Meine Herren! Wir bedauern das alles sehr. Wir bedauern, unter diesen Umständen Zurückhaltung üben und unsere Entscheidungen nach eigenem Ermessen treffen zu müssen, um nach diesen Vorgängen von unserer eigenen Wählerschaft nicht mißverstanden zu werden. Wir bedauern, unter diesen Umständen befürchten zu müssen, daß Sie beabsichtigen, die Vorteile der Majorität uneingeschränkt wahrzunehmen und den bürgerlichen Einfluß auch da auszuschalten, wo er zu wertvoller Mitarbeit berufen wäre. Wir bedauern das, meine Herren! Denn eine gedeihliche Zusammenarbeit wird dadurch von vornherein gefährdet. Daß Sie Ihre Vorteile wahrnehmen, das ist Ihr gutes Recht, das Ihnen niemand absprechen wird. Aber Sie dürfen auch uns nicht verübeln, daß wir die Wünsche und Interessen unserer Wählerschaft berücksichtigen und daß wir nicht in der Lage sind, gedeihlich im Interesse der Einwohnerschaft zusammenzuarbeiten, wenn Sie uns das unnötig erschweren.
Wir halten Fest an unserem Programm, dass wir nur eine gesunde Borkumer Wirtschaftspolitik verfolgen, die der gesamten Einwohnerschaft zugute kommt, jedoch keine Parteipolitik und vor allem keine Personalpolitik.
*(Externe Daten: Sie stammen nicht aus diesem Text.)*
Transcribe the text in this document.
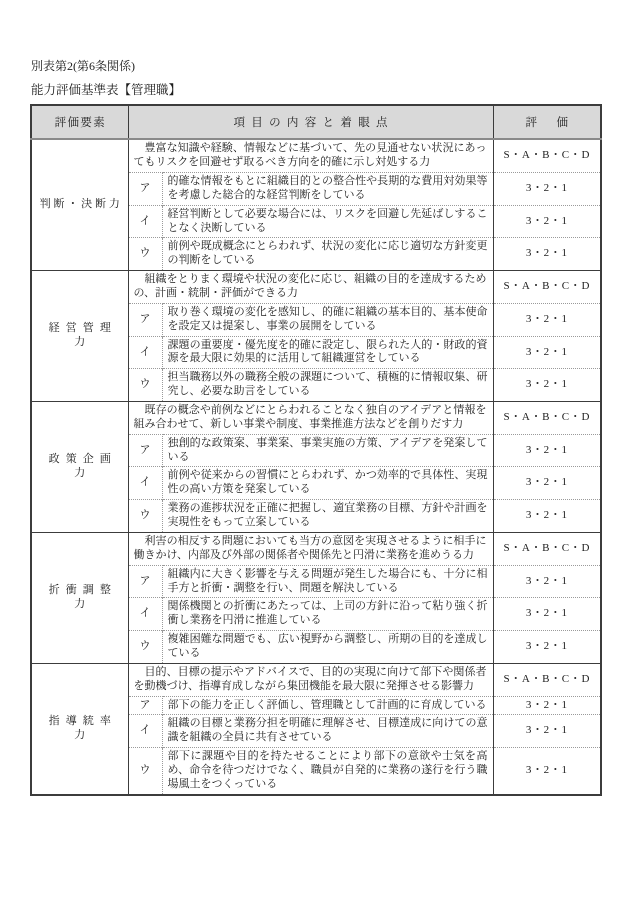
別表第2(第6条関係)

能力評価基準表【管理職】

評価要素	項目の内容と着眼点		評価
判断・決断力	豊富な知識や経験、情報などに基づいて、先の見通せない状況にあってもリスクを回避せず取るべき方向を的確に示し対処する力		S・A・B・C・D
	ア	的確な情報をもとに組織目的との整合性や長期的な費用対効果等を考慮した総合的な経営判断をしている	3・2・1
	イ	経営判断として必要な場合には、リスクを回避し先延ばしすることなく決断している	3・2・1
	ウ	前例や既成概念にとらわれず、状況の変化に応じ適切な方針変更の判断をしている	3・2・1
経営管理力	組織をとりまく環境や状況の変化に応じ、組織の目的を達成するための、計画・統制・評価ができる力		S・A・B・C・D
	ア	取り巻く環境の変化を感知し、的確に組織の基本目的、基本使命を設定又は提案し、事業の展開をしている	3・2・1
	イ	課題の重要度・優先度を的確に設定し、限られた人的・財政的資源を最大限に効果的に活用して組織運営をしている	3・2・1
	ウ	担当職務以外の職務全般の課題について、積極的に情報収集、研究し、必要な助言をしている	3・2・1
政策企画力	既存の概念や前例などにとらわれることなく独自のアイデアと情報を組み合わせて、新しい事業や制度、事業推進方法などを創りだす力		S・A・B・C・D
	ア	独創的な政策案、事業案、事業実施の方策、アイデアを発案している	3・2・1
	イ	前例や従来からの習慣にとらわれず、かつ効率的で具体性、実現性の高い方策を発案している	3・2・1
	ウ	業務の進捗状況を正確に把握し、適宜業務の目標、方針や計画を実現性をもって立案している	3・2・1
折衝調整力	利害の相反する問題においても当方の意図を実現させるように相手に働きかけ、内部及び外部の関係者や関係先と円滑に業務を進めうる力		S・A・B・C・D
	ア	組織内に大きく影響を与える問題が発生した場合にも、十分に相手方と折衝・調整を行い、問題を解決している	3・2・1
	イ	関係機関との折衝にあたっては、上司の方針に沿って粘り強く折衝し業務を円滑に推進している	3・2・1
	ウ	複雑困難な問題でも、広い視野から調整し、所期の目的を達成している	3・2・1
指導統率力	目的、目標の提示やアドバイスで、目的の実現に向けて部下や関係者を動機づけ、指導育成しながら集団機能を最大限に発揮させる影響力		S・A・B・C・D
	ア	部下の能力を正しく評価し、管理職として計画的に育成している	3・2・1
	イ	組織の目標と業務分担を明確に理解させ、目標達成に向けての意識を組織の全員に共有させている	3・2・1
	ウ	部下に課題や目的を持たせることにより部下の意欲や士気を高め、命令を待つだけでなく、職員が自発的に業務の遂行を行う職場風土をつくっている	3・2・1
Wenn Sie in diesem Sinne die Türen geöffnet lassen, halten wir auch jetzt noch eine friedliche und gedeihliche Zusammenarbeit für möglich, aber nicht im Sinne eines Zwanges oder eines Diktats, sondern ausschließlich im Sinne einer sachlichen und verständnisvollen Zusammenarbeit.
Diese Fassung ist unverändert und wurde nicht an die geltende Rechtschreibung angepasst.